Las dos ucranianas se afanan en saber comunicarse en el que será su hogar por un periodo indefinido. «Todos los días aprendemos español y tratamos de aprenderlo muy rápido», coinciden. Su principal objetivo es mantenerse ellas mismas. «Estoy muy agradecida», remarca Lolita, «pero quiero encontrar un trabajo y vivir sola». «No voy a estar abusando de su confianza, cuanto antes encuentre trabajo antes podré estar sola», añade Lana. Ambas advierten que el traductor es impreciso; más que «estar sola», se refieren a ser independientes, a recuperar la normalidad que la guerra les arrebató de la noche a la mañana.

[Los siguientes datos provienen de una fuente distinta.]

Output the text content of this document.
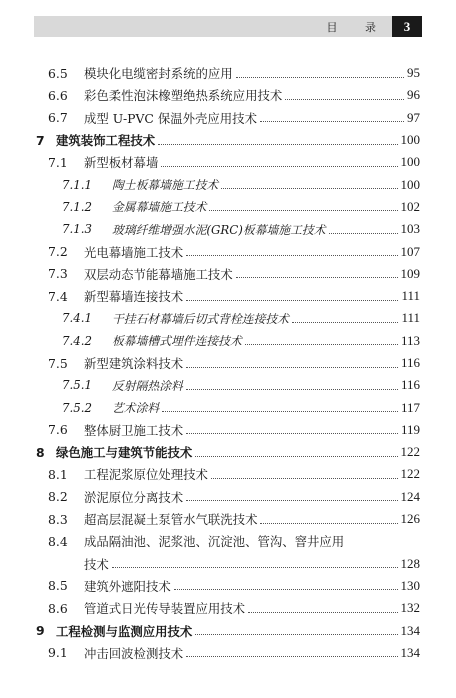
目 录	3
6.5 模块化电缆密封系统的应用	95
6.6 彩色柔性泡沫橡塑绝热系统应用技术	96
6.7 成型 U-PVC 保温外壳应用技术	97
7 建筑装饰工程技术	100
7.1 新型板材幕墙	100
7.1.1 陶土板幕墙施工技术	100
7.1.2 金属幕墙施工技术	102
7.1.3 玻璃纤维增强水泥(GRC)板幕墙施工技术	103
7.2 光电幕墙施工技术	107
7.3 双层动态节能幕墙施工技术	109
7.4 新型幕墙连接技术	111
7.4.1 干挂石材幕墙后切式背栓连接技术	111
7.4.2 板幕墙槽式埋件连接技术	113
7.5 新型建筑涂料技术	116
7.5.1 反射隔热涂料	116
7.5.2 艺术涂料	117
7.6 整体厨卫施工技术	119
8 绿色施工与建筑节能技术	122
8.1 工程泥浆原位处理技术	122
8.2 淤泥原位分离技术	124
8.3 超高层混凝土泵管水气联洗技术	126
8.4 成品隔油池、泥浆池、沉淀池、管沟、窨井应用
技术	128
8.5 建筑外遮阳技术	130
8.6 管道式日光传导装置应用技术	132
9 工程检测与监测应用技术	134
9.1 冲击回波检测技术	134
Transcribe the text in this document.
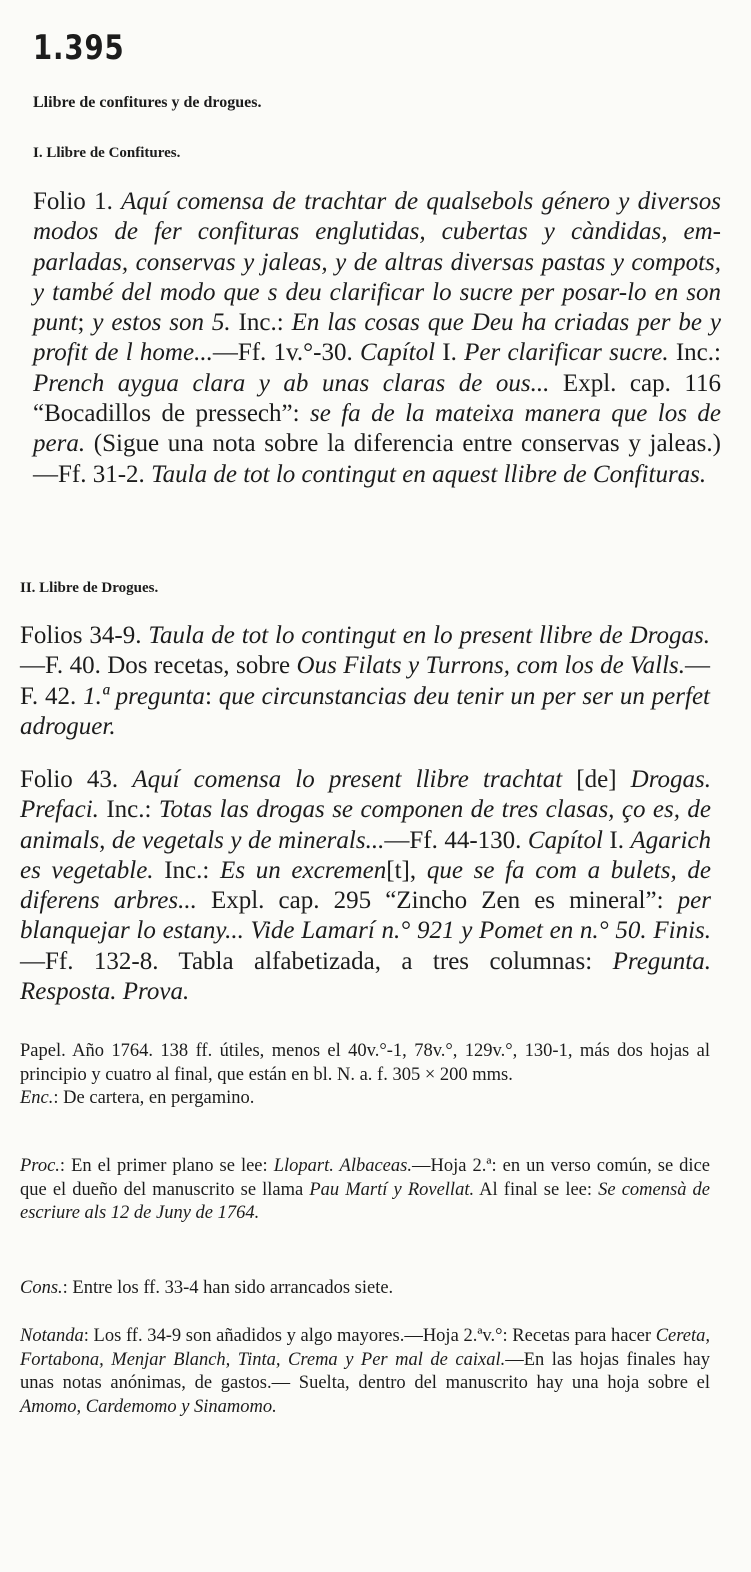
1.395
Llibre de confitures y de drogues.
I. Llibre de Confitures.

Folio 1. Aquí comensa de trachtar de qualsebols género y diversos modos de fer confituras englutidas, cubertas y càndidas, emparladas, conservas y jaleas, y de altras diversas pastas y compots, y també del modo que s deu clarificar lo sucre per posar-lo en son punt; y estos son 5. Inc.: En las cosas que Deu ha criadas per be y profit de l home...—Ff. 1v.°-30. Capítol I. Per clarificar sucre. Inc.: Prench aygua clara y ab unas claras de ous... Expl. cap. 116 “Bocadillos de pressech”: se fa de la mateixa manera que los de pera. (Sigue una nota sobre la diferencia entre conservas y jaleas.)—Ff. 31-2. Taula de tot lo contingut en aquest llibre de Confituras.

II. Llibre de Drogues.

Folios 34-9. Taula de tot lo contingut en lo present llibre de Drogas.—F. 40. Dos recetas, sobre Ous Filats y Turrons, com los de Valls.—F. 42. 1.ª pregunta: que circunstancias deu tenir un per ser un perfet adroguer.

Folio 43. Aquí comensa lo present llibre trachtat [de] Drogas. Prefaci. Inc.: Totas las drogas se componen de tres clasas, ço es, de animals, de vegetals y de minerals...—Ff. 44-130. Capítol I. Agarich es vegetable. Inc.: Es un excremen[t], que se fa com a bulets, de diferens arbres... Expl. cap. 295 “Zincho Zen es mineral”: per blanquejar lo estany... Vide Lamarí n.° 921 y Pomet en n.° 50. Finis.—Ff. 132-8. Tabla alfabetizada, a tres columnas: Pregunta. Resposta. Prova.

Papel. Año 1764. 138 ff. útiles, menos el 40v.°-1, 78v.°, 129v.°, 130-1, más dos hojas al principio y cuatro al final, que están en bl. N. a. f. 305 × 200 mms.
Enc.: De cartera, en pergamino.

Proc.: En el primer plano se lee: Llopart. Albaceas.—Hoja 2.ª: en un verso común, se dice que el dueño del manuscrito se llama Pau Martí y Rovellat. Al final se lee: Se comensà de escriure als 12 de Juny de 1764.

Cons.: Entre los ff. 33-4 han sido arrancados siete.

Notanda: Los ff. 34-9 son añadidos y algo mayores.—Hoja 2.ªv.°: Recetas para hacer Cereta, Fortabona, Menjar Blanch, Tinta, Crema y Per mal de caixal.—En las hojas finales hay unas notas anónimas, de gastos.— Suelta, dentro del manuscrito hay una hoja sobre el Amomo, Cardemomo y Sinamomo.
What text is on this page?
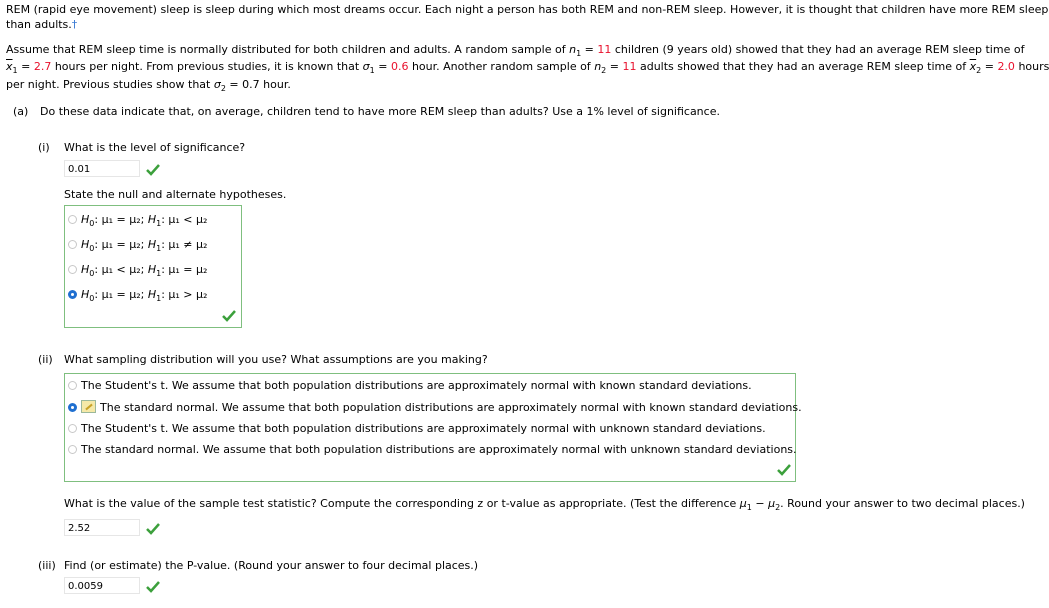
REM (rapid eye movement) sleep is sleep during which most dreams occur. Each night a person has both REM and non-REM sleep. However, it is thought that children have more REM sleep
than adults.†
Assume that REM sleep time is normally distributed for both children and adults. A random sample of $n_1 = 11$ children (9 years old) showed that they had an average REM sleep time of
$\overline{x}_1 = 2.7$ hours per night. From previous studies, it is known that $\sigma_1 = 0.6$ hour. Another random sample of $n_2 = 11$ adults showed that they had an average REM sleep time of $\overline{x}_2 = 2.0$ hours
per night. Previous studies show that $\sigma_2 = 0.7$ hour.
(a) Do these data indicate that, on average, children tend to have more REM sleep than adults? Use a 1% level of significance.
(i) What is the level of significance?
0.01
State the null and alternate hypotheses.
$H_0$: μ₁ = μ₂; $H_1$: μ₁ < μ₂
$H_0$: μ₁ = μ₂; $H_1$: μ₁ ≠ μ₂
$H_0$: μ₁ < μ₂; $H_1$: μ₁ = μ₂
$H_0$: μ₁ = μ₂; $H_1$: μ₁ > μ₂
(ii) What sampling distribution will you use? What assumptions are you making?
The Student's t. We assume that both population distributions are approximately normal with known standard deviations.
The standard normal. We assume that both population distributions are approximately normal with known standard deviations.
The Student's t. We assume that both population distributions are approximately normal with unknown standard deviations.
The standard normal. We assume that both population distributions are approximately normal with unknown standard deviations.
What is the value of the sample test statistic? Compute the corresponding z or t-value as appropriate. (Test the difference $\mu_1 - \mu_2$. Round your answer to two decimal places.)
2.52
(iii) Find (or estimate) the P-value. (Round your answer to four decimal places.)
0.0059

Las cuatro mujeres no comprenden sus respectivos lenguajes y, sin embargo, se entienden. Blanca aprovecha para lanzar un mensaje: «Quiero animar a la gente, muchas veces dices: “Sí, lo acojo, pero después, ¿qué?” Pues después, nada, es el día a día. Que hoy puedo hacer algo por los demás, genial». A la hora de las fotografías, Consuelo rodea con cariño los hombros de Lana. Es el turno de la otra pareja y, de pronto, a Lolita se le humedecen los ojos delante del objetivo. «Guapa», suelta Blanca enseguida, y le acaricia la mejilla, «tranquila». Lolita no sabe lo que ha dicho, pero agarra su mano y le regala una sonrisa entre los disparos de la cámara.